From YouTube to Facebook – will video be the one to watch in 2015?
"Camp Takota" Exclusive Sneak Peek Party 

This article is about how 2015 is going to change how media institutions spend their money. There will be more merging with other companies and growing brands. Video was the theme of 2014 and will probably continue to be so.
  • Expect more investments in 2015 from Channel 4, which has set up a growth fund to help support emerging indies who want to retain their independence.
  • A couple of trends will continue that have been going on for some time. The most obvious thing is the demand for physical newspapers. The second is the rate of growth in digital may slow down and plateau.
  • The biggest challenge goes back to the scale of newspapers. How much income is actually coming in and what kind of scale of newsroom can the publisher afford to run? Five to ten years from now will we have the same number of large operations in play?
  • There’s no better time than now to be a big YouTube star: in 2015, the mainstream media will continue to recognise that these individuals have massive audiences, and the potential to move and activate those massive audiences.
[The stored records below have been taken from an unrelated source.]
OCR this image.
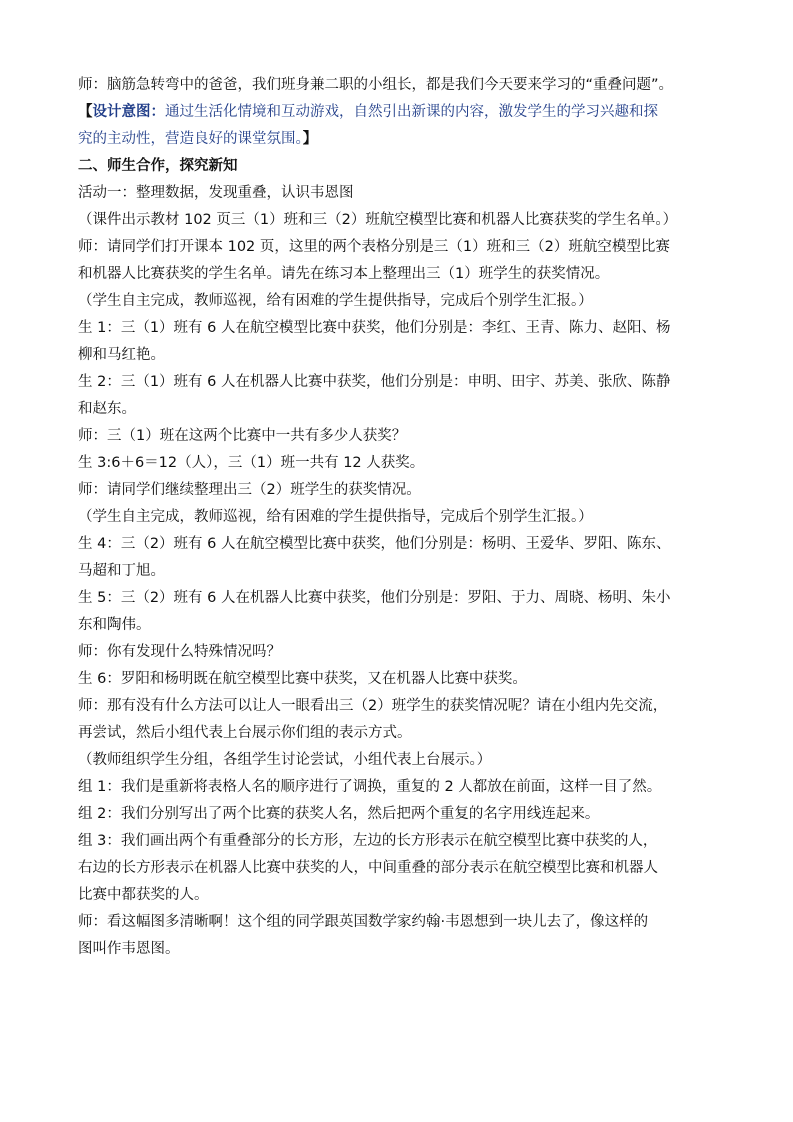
师：脑筋急转弯中的爸爸，我们班身兼二职的小组长，都是我们今天要来学习的“重叠问题”。
【设计意图：通过生活化情境和互动游戏，自然引出新课的内容，激发学生的学习兴趣和探
究的主动性，营造良好的课堂氛围。】
二、师生合作，探究新知
活动一：整理数据，发现重叠，认识韦恩图
（课件出示教材 102 页三（1）班和三（2）班航空模型比赛和机器人比赛获奖的学生名单。）
师：请同学们打开课本 102 页，这里的两个表格分别是三（1）班和三（2）班航空模型比赛
和机器人比赛获奖的学生名单。请先在练习本上整理出三（1）班学生的获奖情况。
（学生自主完成，教师巡视，给有困难的学生提供指导，完成后个别学生汇报。）
生 1：三（1）班有 6 人在航空模型比赛中获奖，他们分别是：李红、王青、陈力、赵阳、杨
柳和马红艳。
生 2：三（1）班有 6 人在机器人比赛中获奖，他们分别是：申明、田宇、苏美、张欣、陈静
和赵东。
师：三（1）班在这两个比赛中一共有多少人获奖？
生 3:6＋6＝12（人），三（1）班一共有 12 人获奖。
师：请同学们继续整理出三（2）班学生的获奖情况。
（学生自主完成，教师巡视，给有困难的学生提供指导，完成后个别学生汇报。）
生 4：三（2）班有 6 人在航空模型比赛中获奖，他们分别是：杨明、王爱华、罗阳、陈东、
马超和丁旭。
生 5：三（2）班有 6 人在机器人比赛中获奖，他们分别是：罗阳、于力、周晓、杨明、朱小
东和陶伟。
师：你有发现什么特殊情况吗？
生 6：罗阳和杨明既在航空模型比赛中获奖，又在机器人比赛中获奖。
师：那有没有什么方法可以让人一眼看出三（2）班学生的获奖情况呢？请在小组内先交流，
再尝试，然后小组代表上台展示你们组的表示方式。
（教师组织学生分组，各组学生讨论尝试，小组代表上台展示。）
组 1：我们是重新将表格人名的顺序进行了调换，重复的 2 人都放在前面，这样一目了然。
组 2：我们分别写出了两个比赛的获奖人名，然后把两个重复的名字用线连起来。
组 3：我们画出两个有重叠部分的长方形，左边的长方形表示在航空模型比赛中获奖的人，
右边的长方形表示在机器人比赛中获奖的人，中间重叠的部分表示在航空模型比赛和机器人
比赛中都获奖的人。
师：看这幅图多清晰啊！这个组的同学跟英国数学家约翰·韦恩想到一块儿去了，像这样的
图叫作韦恩图。
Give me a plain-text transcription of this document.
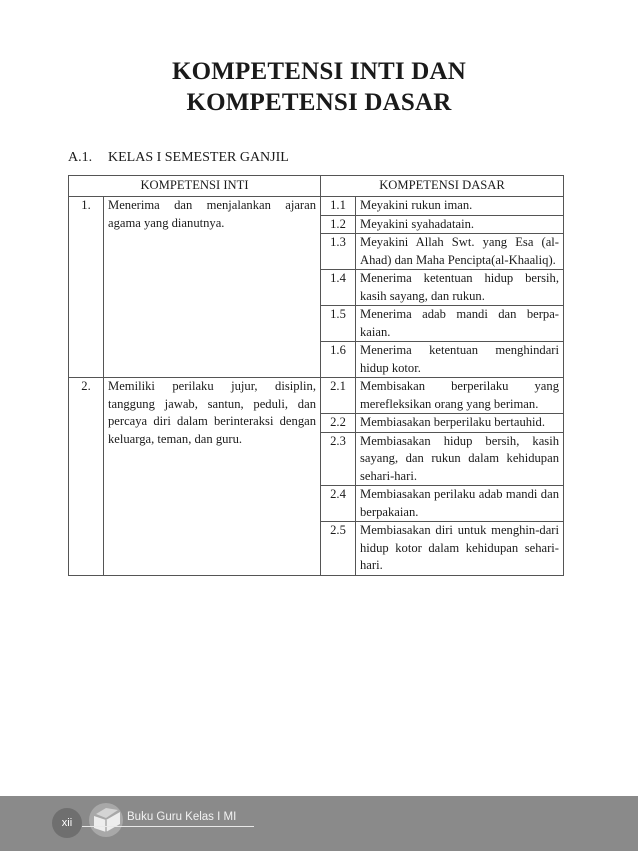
KOMPETENSI INTI DAN
KOMPETENSI DASAR
A.1. KELAS I SEMESTER GANJIL
KOMPETENSI INTI		KOMPETENSI DASAR	
1.	Menerima dan menjalankan ajaran agama yang dianutnya.	1.1	Meyakini rukun iman.
		1.2	Meyakini syahadatain.
		1.3	Meyakini Allah Swt. yang Esa (al-Ahad) dan Maha Pencipta(al-Khaaliq).
		1.4	Menerima ketentuan hidup bersih, kasih sayang, dan rukun.
		1.5	Menerima adab mandi dan berpa-kaian.
		1.6	Menerima ketentuan menghindari hidup kotor.
2.	Memiliki perilaku jujur, disiplin, tanggung jawab, santun, peduli, dan percaya diri dalam berinteraksi dengan keluarga, teman, dan guru.	2.1	Membisakan berperilaku yang merefleksikan orang yang beriman.
		2.2	Membiasakan berperilaku bertauhid.
		2.3	Membiasakan hidup bersih, kasih sayang, dan rukun dalam kehidupan sehari-hari.
		2.4	Membiasakan perilaku adab mandi dan berpakaian.
		2.5	Membiasakan diri untuk menghin-dari hidup kotor dalam kehidupan sehari-hari.
xii	Buku Guru Kelas I MI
Someone like Grace Helbig is going to have her own late-night talk show on [TV channel] E! next year.
  • Listening to radio through the television will continue to plateau, while internet radio will continue its solid, though unremarkable, growth.
Each type of media platform will continue to grow with a few innovations made, this will involve merging or investing in companies and buying ideas of each other. There will be massive competition in each platform especially TV.

ndm

http://www.theguardian.com/media/media-blog/2015/jan/04/google-facebook-bbc-north-korea-control-media-industry

Who’s taking control this year? Google, BBC, Facebook, or even North Korea?

The Interview

This article is about how digital media is changing significantly and that anything is possible in 2015, social media sites are converging and news stories happen to get around very fast. Social media is taking over the media institution.

  • It is a reasonable assumption that in 2015 we will see a further convergence between social media platforms and media practice. As the owners of Facebook, YouTube, Twitter, Instagram accept that they are not just “neutral platforms”, but actually shaping and controlling media, as well as owning and supporting a great deal of it.
  • Netflix has been a powerful exemplar of how to both be taken seriously by venture capitalists and get a seat at the Emmys. Jeff Bezos had so much money from founding Amazon, he actually bought a newspaper (the Washington Post). Pierre Omidyar, the eBay billionaire, is so earnestly serious about creating a new type of news organisation that his various setbacks with First Look Media will not stop him.
  • We are used to seeing a landscape which is divided between the big, global institutions and the small entrepreneurial start-ups. But we are still unused to the idea of true convergence: technology-driven markets that are fast-moving and fluid.
In my opinion I believe social media is taking over and this year we will see more innovation and possibly new famous apps such as snapchat.